Community Legal Project is a joint collaboration with UNC Law School. Law Students meet in-person with a client to assess their situation regarding family law or domestic violence. After the initial assessment, the student writes an official law school memo that is reviewed by an attorney. The volunteer attorney provides feedback and edits to the memo, which is presented to the client in person.
Charlotte Center for Legal Advocacy helps people in the Charlotte, North Carolina, region who cannot afford legal services, but desperately need them. Without legal representation in civil matters, thousands of families can lose access to financial security, healthcare, housing and opportunity.
Through its Community Redevelopment Project, Charlotte Center for Legal Advocacy helps low-income N.C. residents get their criminal records expunged. Expunctions remove past dismissed charges and convictions of misdemeanors and minor felonies on eligible criminal records by a court order. We are seeking pro bono attorneys to take on expungement cases. Without pro bono volunteers, these would otherwise appear on background checks when applying for housing and employment.
More than one in five North Carolinians has a criminal record. Too often, individuals are automatically denied employment, housing, and other opportunities, based on past involvement with the criminal justice system, including dismissed charges and long-ago convictions. Through our individual representation and advocacy, we seek to help people with a criminal record have a fair chance at productive citizenship.
We offer trainings to attorneys outside of their practice area. We also provide a tool kit with the necessary materials to take the case. The Advocacy Center staff provide ongoing assistance and co-counsel is welcome and encouraged!

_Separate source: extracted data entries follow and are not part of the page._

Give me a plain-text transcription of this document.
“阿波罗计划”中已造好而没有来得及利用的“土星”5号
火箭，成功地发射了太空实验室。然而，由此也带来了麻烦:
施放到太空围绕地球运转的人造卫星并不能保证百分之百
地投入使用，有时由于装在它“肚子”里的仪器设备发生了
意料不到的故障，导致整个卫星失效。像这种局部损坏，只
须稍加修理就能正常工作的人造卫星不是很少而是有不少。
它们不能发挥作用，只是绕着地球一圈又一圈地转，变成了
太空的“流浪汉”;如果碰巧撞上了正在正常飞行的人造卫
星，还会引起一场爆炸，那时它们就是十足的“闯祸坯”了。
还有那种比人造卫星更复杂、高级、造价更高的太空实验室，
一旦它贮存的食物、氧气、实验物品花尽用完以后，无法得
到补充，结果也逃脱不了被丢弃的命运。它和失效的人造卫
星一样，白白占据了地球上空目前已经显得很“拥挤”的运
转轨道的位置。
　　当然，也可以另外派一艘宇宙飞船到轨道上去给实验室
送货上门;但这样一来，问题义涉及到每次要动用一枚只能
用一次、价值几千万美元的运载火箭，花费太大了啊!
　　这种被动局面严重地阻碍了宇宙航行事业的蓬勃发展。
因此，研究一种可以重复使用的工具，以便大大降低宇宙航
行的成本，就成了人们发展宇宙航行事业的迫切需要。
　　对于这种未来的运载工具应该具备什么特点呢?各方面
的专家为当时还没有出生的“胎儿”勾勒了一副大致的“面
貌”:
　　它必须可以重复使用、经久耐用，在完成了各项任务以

You would enjoy expunction work if:
You want to work directly with clients.
You are excited about eliminating barriers to opportunity in North Carolina.
You want to volunteer but have limited or inconsistent time to do so.
You want to learn more about re-entry and criminal justice reform.
Pro bono work is important because there are so many unmet legal needs in our state today, and we as lawyers have the specialized skills to address those needs.
LeeAnne Quattrucci, Owner, LeeAnne Quattrucci, PA
Everyone deserves a good attorney no matter their economic status; pro bono service ensures that this balance is created.
Micah Huggins, Owner, Micah Huggins Law
Opportunities abound for our helping with the unmet legal needs in our state, whether in the urban, suburban or rural areas – and especially in response to disasters like Hurricane Matthew.
Mike McIntyre, Partner, Poyner Spruill LLP
After spending most of the week working on business-to-business issues, pro bono work reminds us that there is a personal element to our work.